My current favorites on AWS, in no particular order:
1. IAM and policies. I’m not convinced that anyone knows how IAM rules and policy rules interact. There’s a flow chart that appears to be incomplete. There is not obviously a complete enough spec that one could, say, write a test suite to confirm that the actual behavior follows the spec. LLMs, of course, don’t know either because the training data does not exist.
2. Utter nonsense pricing. The cost of listing an S3 bucket goes up by an order of magnitude if you set the default storage class to archive despite this having nothing whatsoever to do with the operation in question. (But GCS adds two orders of magnitude for the same offense.) Conclusion: NEVER EVER set your default storage class to an archive tier.

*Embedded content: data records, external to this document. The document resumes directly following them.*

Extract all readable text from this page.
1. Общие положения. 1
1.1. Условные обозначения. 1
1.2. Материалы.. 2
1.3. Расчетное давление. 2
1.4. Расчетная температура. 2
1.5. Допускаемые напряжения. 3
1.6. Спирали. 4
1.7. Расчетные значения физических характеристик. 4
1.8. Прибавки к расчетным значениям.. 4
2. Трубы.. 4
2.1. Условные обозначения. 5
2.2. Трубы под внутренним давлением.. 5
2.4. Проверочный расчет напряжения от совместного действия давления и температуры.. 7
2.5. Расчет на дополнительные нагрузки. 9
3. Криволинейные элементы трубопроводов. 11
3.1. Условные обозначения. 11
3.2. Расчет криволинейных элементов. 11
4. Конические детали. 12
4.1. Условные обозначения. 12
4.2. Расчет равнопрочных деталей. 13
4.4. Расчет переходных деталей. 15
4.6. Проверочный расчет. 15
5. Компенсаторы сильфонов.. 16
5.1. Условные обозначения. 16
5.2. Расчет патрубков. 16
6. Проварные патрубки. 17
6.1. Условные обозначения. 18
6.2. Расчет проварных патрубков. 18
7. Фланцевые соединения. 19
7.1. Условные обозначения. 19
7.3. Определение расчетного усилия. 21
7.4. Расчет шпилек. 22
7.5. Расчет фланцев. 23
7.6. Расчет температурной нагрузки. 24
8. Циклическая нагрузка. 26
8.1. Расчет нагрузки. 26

3. Boto. It’s an Unbelievable Piece Of Crap. It’s not a library at all — it’s a meta-library that generates itself at runtime because someone had fun doing that and because Python didn’t stop them. Python type checkers, of course, just give up. And Boto is, um, a community project that AWS claims not to care about. Which is, of course, why its maintainers refused to fix an interop bug with GCS (I fully documented the entire bug for them, and the fix would have been the removal of a bit of pointless code).

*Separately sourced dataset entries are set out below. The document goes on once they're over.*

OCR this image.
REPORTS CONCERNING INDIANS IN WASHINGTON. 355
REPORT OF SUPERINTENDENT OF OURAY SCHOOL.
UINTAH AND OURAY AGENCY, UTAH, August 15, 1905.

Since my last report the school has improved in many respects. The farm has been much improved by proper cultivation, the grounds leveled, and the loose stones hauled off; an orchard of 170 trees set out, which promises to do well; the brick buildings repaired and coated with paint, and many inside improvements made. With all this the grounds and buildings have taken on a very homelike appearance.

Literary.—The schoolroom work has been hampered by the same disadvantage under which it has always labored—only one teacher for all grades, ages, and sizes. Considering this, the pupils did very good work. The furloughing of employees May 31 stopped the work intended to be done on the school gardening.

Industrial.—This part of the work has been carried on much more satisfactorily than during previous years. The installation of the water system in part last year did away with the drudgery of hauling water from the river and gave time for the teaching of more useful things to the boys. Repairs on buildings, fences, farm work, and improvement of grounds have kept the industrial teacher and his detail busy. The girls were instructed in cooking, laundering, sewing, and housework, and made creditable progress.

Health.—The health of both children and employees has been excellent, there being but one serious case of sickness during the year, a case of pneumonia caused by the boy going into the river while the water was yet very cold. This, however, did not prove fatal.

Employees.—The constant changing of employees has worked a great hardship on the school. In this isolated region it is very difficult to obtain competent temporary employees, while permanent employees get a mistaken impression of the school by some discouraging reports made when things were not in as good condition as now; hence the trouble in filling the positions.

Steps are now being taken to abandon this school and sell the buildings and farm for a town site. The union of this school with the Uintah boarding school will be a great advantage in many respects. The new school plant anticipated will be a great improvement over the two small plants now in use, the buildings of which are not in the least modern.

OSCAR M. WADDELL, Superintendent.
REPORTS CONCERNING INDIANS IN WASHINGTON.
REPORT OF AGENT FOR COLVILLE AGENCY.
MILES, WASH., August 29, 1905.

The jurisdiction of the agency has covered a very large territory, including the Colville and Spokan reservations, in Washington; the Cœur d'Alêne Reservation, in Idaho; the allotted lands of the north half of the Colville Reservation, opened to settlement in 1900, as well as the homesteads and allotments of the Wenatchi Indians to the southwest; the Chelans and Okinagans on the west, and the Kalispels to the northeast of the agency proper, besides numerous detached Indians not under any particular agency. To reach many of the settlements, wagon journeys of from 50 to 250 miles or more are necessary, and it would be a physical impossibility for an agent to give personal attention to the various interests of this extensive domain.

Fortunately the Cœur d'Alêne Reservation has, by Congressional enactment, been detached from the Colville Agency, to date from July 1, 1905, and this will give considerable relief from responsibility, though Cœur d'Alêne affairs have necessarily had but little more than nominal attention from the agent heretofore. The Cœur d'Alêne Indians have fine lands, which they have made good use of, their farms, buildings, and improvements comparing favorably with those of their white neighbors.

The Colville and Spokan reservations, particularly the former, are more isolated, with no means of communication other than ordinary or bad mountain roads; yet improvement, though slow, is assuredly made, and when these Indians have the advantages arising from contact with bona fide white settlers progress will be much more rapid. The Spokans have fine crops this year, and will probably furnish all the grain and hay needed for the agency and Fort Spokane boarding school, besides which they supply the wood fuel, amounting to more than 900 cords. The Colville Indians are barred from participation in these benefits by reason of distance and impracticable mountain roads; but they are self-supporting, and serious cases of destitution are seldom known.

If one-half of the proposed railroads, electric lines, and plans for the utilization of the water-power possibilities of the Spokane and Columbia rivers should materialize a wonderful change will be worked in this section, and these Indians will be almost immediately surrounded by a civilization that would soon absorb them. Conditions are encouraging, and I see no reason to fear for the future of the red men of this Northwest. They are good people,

4. Egress pricing. And the way it multiplies if you use any advanced VPC features. Why on Earth is it cheaper to sent an object to S3 from my own machine than to send the same object to the same endpoint from within a different AWS region nearby?
5. Authentication. It’s so bad that they invented Identity Center to try to unsuck it. But if you use Identity Center you get logged out even while actively using the console, and you get a helpful link to the WRONG PLACE to sign back in. Because of course core AWS isn’t even aware that Identity Center exists.
I don’t even use AWS very much. I’m sure I would fall in love with more of it if I did.